AKT has signed up more than 450 people to its petition opposing the turbines during the last three weeks. AKT says that is “impressive” as the petition was organised at a time when many families have been on holiday.
It claims there is “overwhelming local solidarity” against siting the turbines near homes.
The group has received the backing of Glamis Community Council after Kinnettles residents gave a presentation to the community council last week. Mrs Smith addressed the meeting of the community council on the proximity of homes to the turbines, landscape considerations and safety concerns.
She said: “It was a unanimous decision they would back our opposition to this.”
Plans for an anemometer on the site to measure wind speed and gather technical information were submitted to Angus Council late last week. The application will be considered by councillors at a later date.
Mrs Smith said: “We will be opposing even this anemometer going up. All local people who are against it are going to write in individually to Angus Council and we will also make a combined submission from the local community opposing the erection of the anemometer.”
Mrs Smith stressed that the campaign group does not oppose turbines in principle and supports renewable energy. But the group is against the Kinnettles plans for a number of reasons, in particular the proximity to houses.

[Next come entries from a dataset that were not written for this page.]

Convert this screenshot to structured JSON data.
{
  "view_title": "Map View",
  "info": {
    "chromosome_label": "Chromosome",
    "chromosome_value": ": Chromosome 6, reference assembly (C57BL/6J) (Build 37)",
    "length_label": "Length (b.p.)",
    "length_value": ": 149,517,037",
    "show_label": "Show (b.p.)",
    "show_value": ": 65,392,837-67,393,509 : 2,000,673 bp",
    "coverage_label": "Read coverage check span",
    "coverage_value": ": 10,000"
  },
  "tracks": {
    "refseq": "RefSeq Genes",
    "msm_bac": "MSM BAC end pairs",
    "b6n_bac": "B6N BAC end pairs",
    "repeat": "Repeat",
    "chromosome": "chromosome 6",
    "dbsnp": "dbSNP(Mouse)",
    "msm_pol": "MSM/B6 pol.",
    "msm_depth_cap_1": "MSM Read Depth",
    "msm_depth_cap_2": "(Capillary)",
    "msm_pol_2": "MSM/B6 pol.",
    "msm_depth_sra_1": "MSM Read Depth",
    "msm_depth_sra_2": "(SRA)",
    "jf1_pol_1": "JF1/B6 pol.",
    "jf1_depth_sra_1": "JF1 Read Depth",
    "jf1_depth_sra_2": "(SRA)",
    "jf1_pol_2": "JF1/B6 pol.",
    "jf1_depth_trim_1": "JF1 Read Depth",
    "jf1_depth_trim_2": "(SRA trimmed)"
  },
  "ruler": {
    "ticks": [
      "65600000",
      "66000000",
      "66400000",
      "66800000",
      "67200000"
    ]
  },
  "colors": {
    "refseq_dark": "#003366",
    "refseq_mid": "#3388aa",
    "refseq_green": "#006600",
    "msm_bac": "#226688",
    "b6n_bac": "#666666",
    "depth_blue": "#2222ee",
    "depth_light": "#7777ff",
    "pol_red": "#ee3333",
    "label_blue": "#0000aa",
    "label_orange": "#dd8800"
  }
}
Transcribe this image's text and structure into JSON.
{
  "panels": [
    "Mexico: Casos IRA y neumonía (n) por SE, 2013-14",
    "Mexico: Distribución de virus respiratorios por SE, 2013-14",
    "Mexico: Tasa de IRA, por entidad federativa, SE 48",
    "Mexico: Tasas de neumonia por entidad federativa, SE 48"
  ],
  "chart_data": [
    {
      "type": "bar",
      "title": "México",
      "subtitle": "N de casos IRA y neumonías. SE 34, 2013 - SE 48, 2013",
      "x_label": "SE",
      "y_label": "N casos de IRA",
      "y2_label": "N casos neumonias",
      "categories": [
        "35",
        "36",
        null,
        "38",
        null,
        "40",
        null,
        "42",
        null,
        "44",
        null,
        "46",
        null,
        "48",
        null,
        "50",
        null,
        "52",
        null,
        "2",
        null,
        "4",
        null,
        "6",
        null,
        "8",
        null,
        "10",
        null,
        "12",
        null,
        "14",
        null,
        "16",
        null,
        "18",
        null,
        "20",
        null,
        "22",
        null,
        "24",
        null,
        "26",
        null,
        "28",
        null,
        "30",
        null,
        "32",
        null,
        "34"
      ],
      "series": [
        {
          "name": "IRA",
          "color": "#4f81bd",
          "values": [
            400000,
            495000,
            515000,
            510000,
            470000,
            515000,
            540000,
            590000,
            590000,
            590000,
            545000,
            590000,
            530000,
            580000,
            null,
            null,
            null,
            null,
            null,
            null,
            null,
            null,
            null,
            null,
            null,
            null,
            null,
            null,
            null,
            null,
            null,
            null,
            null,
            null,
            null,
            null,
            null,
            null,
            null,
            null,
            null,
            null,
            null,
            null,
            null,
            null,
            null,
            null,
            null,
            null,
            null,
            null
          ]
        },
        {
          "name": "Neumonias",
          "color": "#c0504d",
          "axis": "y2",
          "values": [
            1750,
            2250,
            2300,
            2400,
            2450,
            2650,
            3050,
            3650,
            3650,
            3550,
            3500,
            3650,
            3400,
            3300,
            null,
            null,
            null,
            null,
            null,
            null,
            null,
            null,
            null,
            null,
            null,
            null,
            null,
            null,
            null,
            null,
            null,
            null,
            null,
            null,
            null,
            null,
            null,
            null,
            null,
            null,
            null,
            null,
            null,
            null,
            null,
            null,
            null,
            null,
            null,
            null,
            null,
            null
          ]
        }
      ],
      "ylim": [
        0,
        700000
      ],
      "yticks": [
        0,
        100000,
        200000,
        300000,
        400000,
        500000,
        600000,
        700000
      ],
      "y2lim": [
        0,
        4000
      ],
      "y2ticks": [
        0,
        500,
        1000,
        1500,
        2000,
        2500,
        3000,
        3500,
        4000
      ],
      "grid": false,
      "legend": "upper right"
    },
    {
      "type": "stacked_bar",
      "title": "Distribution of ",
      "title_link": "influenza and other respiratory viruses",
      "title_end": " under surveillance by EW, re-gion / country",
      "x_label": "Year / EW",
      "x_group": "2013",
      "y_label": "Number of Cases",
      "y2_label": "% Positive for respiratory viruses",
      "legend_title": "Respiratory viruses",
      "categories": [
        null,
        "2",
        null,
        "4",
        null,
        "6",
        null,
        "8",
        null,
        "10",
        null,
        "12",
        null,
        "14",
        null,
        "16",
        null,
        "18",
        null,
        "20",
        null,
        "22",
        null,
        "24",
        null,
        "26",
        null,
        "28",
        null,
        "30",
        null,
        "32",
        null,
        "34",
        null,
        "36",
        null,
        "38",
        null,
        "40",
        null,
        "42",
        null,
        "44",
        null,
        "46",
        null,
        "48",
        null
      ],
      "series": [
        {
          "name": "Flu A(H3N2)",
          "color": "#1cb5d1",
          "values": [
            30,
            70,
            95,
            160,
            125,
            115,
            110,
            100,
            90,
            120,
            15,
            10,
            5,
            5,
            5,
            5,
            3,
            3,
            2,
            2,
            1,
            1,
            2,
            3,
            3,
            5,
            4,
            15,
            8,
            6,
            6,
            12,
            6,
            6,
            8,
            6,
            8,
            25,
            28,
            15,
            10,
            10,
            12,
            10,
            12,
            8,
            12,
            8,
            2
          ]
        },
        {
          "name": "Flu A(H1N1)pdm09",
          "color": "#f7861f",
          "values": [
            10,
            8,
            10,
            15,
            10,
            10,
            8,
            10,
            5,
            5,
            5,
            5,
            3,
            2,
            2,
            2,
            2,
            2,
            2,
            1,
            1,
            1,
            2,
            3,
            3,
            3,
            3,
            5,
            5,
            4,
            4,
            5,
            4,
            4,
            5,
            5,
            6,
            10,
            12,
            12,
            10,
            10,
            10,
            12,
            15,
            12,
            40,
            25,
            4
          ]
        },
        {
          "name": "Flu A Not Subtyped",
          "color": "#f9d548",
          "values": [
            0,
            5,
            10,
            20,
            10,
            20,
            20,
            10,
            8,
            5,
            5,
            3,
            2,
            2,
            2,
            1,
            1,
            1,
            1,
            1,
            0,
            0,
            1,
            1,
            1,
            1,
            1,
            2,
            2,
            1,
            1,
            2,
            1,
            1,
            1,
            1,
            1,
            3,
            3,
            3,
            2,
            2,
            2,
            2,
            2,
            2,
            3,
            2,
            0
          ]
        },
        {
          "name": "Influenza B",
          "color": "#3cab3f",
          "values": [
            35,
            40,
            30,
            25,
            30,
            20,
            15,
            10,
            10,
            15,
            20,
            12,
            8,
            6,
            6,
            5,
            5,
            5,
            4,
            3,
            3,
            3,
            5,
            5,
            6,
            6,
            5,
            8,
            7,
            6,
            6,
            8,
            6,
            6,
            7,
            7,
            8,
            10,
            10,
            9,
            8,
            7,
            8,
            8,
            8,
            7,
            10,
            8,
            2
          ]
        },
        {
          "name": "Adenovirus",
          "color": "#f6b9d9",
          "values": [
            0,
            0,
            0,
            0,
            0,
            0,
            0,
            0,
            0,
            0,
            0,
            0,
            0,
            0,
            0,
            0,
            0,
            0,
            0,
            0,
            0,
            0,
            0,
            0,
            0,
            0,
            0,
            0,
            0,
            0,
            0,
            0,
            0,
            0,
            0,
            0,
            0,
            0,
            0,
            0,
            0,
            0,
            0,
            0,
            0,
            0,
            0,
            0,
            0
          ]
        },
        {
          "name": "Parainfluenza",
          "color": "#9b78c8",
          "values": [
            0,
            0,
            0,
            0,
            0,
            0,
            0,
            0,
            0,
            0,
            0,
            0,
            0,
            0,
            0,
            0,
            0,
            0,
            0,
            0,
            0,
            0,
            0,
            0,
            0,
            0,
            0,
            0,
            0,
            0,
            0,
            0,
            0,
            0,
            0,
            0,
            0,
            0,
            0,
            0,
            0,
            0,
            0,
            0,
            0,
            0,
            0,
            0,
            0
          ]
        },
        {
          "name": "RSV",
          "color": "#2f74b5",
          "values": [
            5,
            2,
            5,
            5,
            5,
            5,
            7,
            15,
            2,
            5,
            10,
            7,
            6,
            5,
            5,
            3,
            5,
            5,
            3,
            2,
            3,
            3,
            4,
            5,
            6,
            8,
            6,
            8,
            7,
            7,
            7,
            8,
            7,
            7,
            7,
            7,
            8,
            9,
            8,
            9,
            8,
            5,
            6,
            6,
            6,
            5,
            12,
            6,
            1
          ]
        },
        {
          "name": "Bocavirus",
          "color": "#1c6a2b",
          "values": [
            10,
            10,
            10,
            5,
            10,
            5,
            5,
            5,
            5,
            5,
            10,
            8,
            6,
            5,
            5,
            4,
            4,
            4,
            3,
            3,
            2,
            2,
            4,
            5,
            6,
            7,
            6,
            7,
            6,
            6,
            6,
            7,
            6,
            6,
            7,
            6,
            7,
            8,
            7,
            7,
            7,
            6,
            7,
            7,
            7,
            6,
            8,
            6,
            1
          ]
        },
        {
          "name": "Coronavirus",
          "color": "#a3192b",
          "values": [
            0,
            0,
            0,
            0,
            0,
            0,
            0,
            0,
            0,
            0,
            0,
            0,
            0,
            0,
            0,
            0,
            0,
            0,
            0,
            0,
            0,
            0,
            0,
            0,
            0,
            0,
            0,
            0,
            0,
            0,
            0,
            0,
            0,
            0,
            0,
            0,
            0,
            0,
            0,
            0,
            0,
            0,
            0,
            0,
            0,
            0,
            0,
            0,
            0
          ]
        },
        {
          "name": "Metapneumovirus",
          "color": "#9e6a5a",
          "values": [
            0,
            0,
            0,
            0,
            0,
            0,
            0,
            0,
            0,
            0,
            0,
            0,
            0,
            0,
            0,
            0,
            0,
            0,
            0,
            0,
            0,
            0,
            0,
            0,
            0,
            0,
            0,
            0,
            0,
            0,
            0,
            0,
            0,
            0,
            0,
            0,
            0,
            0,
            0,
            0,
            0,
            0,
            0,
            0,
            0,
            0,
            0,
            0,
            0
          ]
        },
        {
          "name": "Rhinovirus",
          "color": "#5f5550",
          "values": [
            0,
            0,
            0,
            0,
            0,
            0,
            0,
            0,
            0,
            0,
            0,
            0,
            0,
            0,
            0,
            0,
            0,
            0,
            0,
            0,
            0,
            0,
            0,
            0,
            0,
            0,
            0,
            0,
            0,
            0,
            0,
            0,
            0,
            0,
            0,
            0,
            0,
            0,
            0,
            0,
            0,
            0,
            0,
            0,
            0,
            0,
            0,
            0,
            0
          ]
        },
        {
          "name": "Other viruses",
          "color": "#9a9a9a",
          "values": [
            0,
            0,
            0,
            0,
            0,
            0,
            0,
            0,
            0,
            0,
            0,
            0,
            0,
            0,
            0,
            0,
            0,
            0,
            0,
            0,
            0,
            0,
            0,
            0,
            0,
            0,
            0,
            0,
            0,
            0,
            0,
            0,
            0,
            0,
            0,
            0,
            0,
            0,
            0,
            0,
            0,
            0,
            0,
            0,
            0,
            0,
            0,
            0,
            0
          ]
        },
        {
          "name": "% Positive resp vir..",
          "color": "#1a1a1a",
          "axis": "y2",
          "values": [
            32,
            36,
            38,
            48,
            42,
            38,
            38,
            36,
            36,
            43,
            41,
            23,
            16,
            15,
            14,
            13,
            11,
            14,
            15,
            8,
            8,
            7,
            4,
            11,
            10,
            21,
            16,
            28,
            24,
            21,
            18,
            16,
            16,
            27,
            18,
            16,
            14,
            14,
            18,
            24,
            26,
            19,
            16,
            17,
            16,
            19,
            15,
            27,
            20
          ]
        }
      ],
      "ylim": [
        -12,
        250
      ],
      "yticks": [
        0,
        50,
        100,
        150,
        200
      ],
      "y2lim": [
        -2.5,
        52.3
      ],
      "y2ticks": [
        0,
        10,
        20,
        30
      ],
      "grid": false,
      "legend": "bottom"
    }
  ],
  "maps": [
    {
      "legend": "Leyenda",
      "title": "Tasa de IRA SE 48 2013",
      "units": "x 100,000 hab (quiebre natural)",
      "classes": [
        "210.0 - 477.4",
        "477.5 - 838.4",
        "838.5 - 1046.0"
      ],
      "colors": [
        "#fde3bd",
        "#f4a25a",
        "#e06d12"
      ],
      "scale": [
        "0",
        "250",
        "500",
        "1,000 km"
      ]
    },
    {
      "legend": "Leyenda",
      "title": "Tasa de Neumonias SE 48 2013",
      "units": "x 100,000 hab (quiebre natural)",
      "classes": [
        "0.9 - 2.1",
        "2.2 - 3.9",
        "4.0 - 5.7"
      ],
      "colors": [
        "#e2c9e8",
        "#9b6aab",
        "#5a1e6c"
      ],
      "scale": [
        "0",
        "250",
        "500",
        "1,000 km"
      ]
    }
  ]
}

“We just think these turbines would be too close to houses,” she said. “There are four dwellings within 500m of the projected wind turbines, 17 dwellings within 700m and around 125 dwellings within a two-kilometre radius.”
She said the road that leads to the windfarm site is known as Whirlies Road. The single-track Leckaway to Kinnettles road leads to her family home.
“Our cottage is within 500m of one of the proposed turbines. I don’t think any wind turbines should be built within two kilometres of a dwelling. The proposed turbines are just far too close to dwellings and the scale is incredible – taller than the Michelin ones in Dundee and twice as high as the multis that were knocked down.
“They will be visible from the A90 and they are going to distract drivers on the dual carriageway. As well as the A90, they will be clearly seen from the Glamis/Forfar road.”
Mrs Smith said there was also concern over possible noise from the turbines, shadow flicker and other effects that could be detrimental to public health.
A statement issued by AKT claimed that many residents were “justifiably worried” about effects on the value of their properties and the ability to sell these.
They said: “The group stated that opinions gathered from estate agents supported these concerns. At a time of economic recession, the mere publicising of this windfarm proposal has made it difficult for some families living close to the site to sell their houses and in that way has started to blight their lives.”
It added: “AKT point out that this proposed project is a commercial enterprise, expected to produce profits running into many millions of pounds over a period of at least 25 years. However, this profit would come at the cost of disfiguring the landscape and reducing other people’s property values, many of whom have worked hard to purchase property so they could live in this picturesque, quiet part of Angus.
“The turbines being proposed so close to houses is also insensitive to residents’ basic human right to enjoy the peace of their home.”